Elsewhere in the exhibition, Shlain and Goldberg continue to reimagine history through the material presence of trees. One sculpture condenses thousands of years of Jewish history into a single circular timeline. Another, Abstract Expression, presents the evolution of scientific thought through thirty‑nine mathematical equations burned into the surface of a massive redwood slab, beginning with the Pythagorean theorem and extending to the transformer equation that powers contemporary generative AI systems.

In these works, time unfolds across multiple scales simultaneously. The slow biological growth of trees intersects with the accelerating pace of scientific discovery. Ancient materials carry the traces of modern thought.

The exhibition also incorporates media installations that extend this conversation into the digital realm. Goldberg and collaborators use machine learning to map urban tree canopies, revealing ecological patterns embedded in city landscapes. In another participatory project, visitors create personalized “tree tributes” using generative AI—digital reflections on trees that matter in their own lives.

These works complicate our understanding of technology. Artificial intelligence, often framed as something radically new, becomes another chapter in a much older relationship between humans and trees. For centuries, trees supplied the paper on which human knowledge was recorded; in this sense, the archive of civilization has always been rooted in forests.

Throughout the exhibition, Shlain’s technique of pyrography—drawing with fire—reinforces this connection. The burned inscriptions echo the natural lines of the wood, blurring the boundary between human mark‑making and the organic patterns of growth. The result feels both ancient and speculative. These sculptures look backward across centuries while asking how we might imagine the future.

Shlain and Goldberg’s collaboration mirrors the exhibition’s central theme: the meeting of disciplines. Their work sits at the intersection of art, science, philosophy, and ecology, demonstrating how new perspectives often emerge when different ways of thinking collide. Yet for all its technological references, the exhibition ultimately returns us to the quiet authority of trees.

Trees measure time differently than we do. A redwood may live for a thousand years; the questions humans ask within that span are brief flashes by comparison. By embedding our intellectual histories into the bodies of trees, Shlain and Goldberg remind us that knowledge itself is part of a much larger ecological continuum.

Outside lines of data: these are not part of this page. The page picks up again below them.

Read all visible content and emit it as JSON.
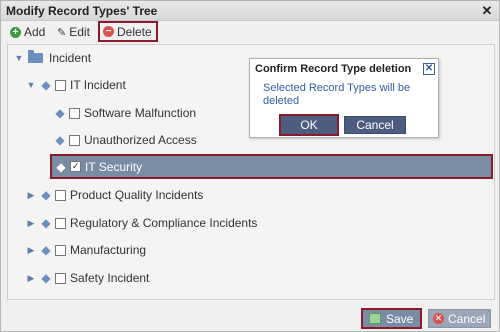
{
  "window": {
    "title": "Modify Record Types' Tree",
    "close_glyph": "✕"
  },
  "toolbar": {
    "add_label": "Add",
    "edit_label": "Edit",
    "delete_label": "Delete"
  },
  "tree": {
    "root": {
      "label": "Incident",
      "expanded": true
    },
    "nodes": [
      {
        "label": "IT Incident",
        "expanded": true,
        "checked": false
      },
      {
        "label": "Software Malfunction",
        "checked": false
      },
      {
        "label": "Unauthorized Access",
        "checked": false
      },
      {
        "label": "IT Security",
        "checked": true,
        "selected": true
      },
      {
        "label": "Product Quality Incidents",
        "expanded": false,
        "checked": false
      },
      {
        "label": "Regulatory & Compliance Incidents",
        "expanded": false,
        "checked": false
      },
      {
        "label": "Manufacturing",
        "expanded": false,
        "checked": false
      },
      {
        "label": "Safety Incident",
        "expanded": false,
        "checked": false
      }
    ]
  },
  "footer": {
    "save_label": "Save",
    "cancel_label": "Cancel"
  },
  "dialog": {
    "title": "Confirm Record Type deletion",
    "message": "Selected Record Types will be deleted",
    "ok_label": "OK",
    "cancel_label": "Cancel",
    "close_glyph": "✕"
  },
  "colors": {
    "highlight_border": "#8b1a2b",
    "selected_row_bg": "#7a8ba4",
    "dialog_button_bg": "#4c5d80",
    "tree_icon": "#6a8fbf",
    "message_text": "#2f5fa3"
  }
}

The rings continue to grow. The questions continue to multiply.

And somewhere between ancient forests and artificial intelligence, the future is still being written.

Ancient Wisdom for a Future Ecology: Trees, Time, and Technology will be on exhibit at di Rosa Art through April 11, 2026. 1150 25th Street, San Francisco. Upcoming events include Ecology Now: Krista Tippett in Conversation with Tiffany Shlain & Ken Goldberg on Thursday, March 26, 6:30 – 8:30 pm and a Closing Night Celebration on April 11, 6:00-9:00 pm.